1969: The third AFL-NFL Championship Game became the first contest to be called “Super Bowl,” with Super Bowl III. In it, the New York Jets of the American Football League defeated the Baltimore Colts of the National Football League 16-7, in what is considered to be one of the greatest upsets in sports history.

1971: The controversial TV show All in the Family premiered on CBS.

1991: The U.S. Congress declared war to drive Iraq out of Kuwait.

2004: RMS Queen Mary 2 made its maiden voyage and became the world’s largest ocean liner.

2007: Comet McNaught reached perihelion and became the brightest comet in more than 40 years.


January 13


1928: RCA and General Electric installed experimental television sets in three homes in Schenectady, N.Y. The screen on each set was 1½ inches square.
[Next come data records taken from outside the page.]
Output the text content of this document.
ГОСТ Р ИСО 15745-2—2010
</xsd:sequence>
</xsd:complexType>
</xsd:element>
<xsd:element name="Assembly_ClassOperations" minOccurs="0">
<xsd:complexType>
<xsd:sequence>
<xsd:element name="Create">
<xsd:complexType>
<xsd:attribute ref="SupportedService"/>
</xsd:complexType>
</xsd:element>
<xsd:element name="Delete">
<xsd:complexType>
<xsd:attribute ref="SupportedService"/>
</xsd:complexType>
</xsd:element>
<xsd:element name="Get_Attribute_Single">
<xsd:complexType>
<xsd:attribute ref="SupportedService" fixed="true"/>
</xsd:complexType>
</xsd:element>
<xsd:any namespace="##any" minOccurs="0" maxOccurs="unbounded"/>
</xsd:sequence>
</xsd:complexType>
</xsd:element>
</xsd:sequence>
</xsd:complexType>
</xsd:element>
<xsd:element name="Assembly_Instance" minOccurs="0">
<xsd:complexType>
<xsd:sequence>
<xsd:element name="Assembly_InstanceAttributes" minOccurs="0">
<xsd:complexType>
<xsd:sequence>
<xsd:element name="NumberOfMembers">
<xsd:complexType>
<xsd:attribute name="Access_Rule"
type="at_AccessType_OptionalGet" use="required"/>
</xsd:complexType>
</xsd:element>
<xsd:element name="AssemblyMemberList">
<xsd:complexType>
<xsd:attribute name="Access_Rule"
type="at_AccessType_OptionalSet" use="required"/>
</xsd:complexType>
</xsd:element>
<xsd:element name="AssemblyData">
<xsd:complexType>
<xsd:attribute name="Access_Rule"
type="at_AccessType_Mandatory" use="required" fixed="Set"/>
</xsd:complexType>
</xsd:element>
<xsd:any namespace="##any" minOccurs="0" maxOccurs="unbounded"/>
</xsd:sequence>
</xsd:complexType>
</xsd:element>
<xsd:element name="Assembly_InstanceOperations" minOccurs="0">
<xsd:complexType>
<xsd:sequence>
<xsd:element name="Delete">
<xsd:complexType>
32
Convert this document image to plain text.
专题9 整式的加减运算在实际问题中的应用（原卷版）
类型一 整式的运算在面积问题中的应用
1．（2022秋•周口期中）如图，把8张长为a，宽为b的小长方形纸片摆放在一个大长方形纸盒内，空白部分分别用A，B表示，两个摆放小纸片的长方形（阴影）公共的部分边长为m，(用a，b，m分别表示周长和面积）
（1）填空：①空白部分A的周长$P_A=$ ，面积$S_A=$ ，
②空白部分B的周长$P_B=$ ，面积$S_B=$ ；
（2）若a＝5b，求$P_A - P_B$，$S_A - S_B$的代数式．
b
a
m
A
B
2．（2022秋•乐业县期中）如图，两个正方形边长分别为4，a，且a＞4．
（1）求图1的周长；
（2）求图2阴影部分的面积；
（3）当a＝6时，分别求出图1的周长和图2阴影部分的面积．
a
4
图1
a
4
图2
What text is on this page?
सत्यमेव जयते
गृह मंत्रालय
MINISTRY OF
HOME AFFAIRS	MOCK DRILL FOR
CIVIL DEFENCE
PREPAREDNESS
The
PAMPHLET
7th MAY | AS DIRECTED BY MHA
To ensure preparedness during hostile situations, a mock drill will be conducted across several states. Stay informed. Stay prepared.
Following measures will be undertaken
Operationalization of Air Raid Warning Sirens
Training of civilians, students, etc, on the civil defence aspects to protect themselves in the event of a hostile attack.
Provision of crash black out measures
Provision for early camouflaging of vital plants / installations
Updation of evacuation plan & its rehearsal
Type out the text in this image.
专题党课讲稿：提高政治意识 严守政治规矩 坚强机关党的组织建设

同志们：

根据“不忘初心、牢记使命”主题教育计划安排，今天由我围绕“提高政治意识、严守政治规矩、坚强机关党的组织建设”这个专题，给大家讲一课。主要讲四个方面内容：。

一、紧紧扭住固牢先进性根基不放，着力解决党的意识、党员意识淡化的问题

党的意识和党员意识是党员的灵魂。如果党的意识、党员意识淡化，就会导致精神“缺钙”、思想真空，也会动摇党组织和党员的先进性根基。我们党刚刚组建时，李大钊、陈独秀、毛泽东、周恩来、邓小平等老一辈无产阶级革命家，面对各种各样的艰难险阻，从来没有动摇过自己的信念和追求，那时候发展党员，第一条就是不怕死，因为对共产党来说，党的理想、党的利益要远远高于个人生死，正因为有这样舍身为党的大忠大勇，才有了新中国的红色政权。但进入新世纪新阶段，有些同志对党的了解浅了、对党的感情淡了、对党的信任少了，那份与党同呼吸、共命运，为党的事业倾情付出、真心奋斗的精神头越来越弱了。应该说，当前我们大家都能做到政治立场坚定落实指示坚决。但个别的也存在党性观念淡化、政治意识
2007: Jennifer Strange, a 28-year-old woman from Sacramento, Calif., died of water intoxication while trying to win a Nintendo Wii console in a KDND 107.9 “The End” radio station’s “Hold Your Wee for a Wii” contest, which involved drinking large quantities of water without urinating.


January 14


1514: Pope Leo X issued a papal bull against slavery.

1943: Franklin D. Roosevelt becomes the first U.S. President to travel by airplane while in office when he flew from Miami to Morocco to meet with Winston Churchill.

1952: NBC’s morning news program Today debuted with host Dave Garroway.

1954: The Hudson Motor Car Co. merged with Nash-Kelvinator, an automaker formed by the merger of the Nash automobile firm and the Kelvinator kitchen-appliance company. The new company was called American Motors Corporation. (It went out of business in 1987.)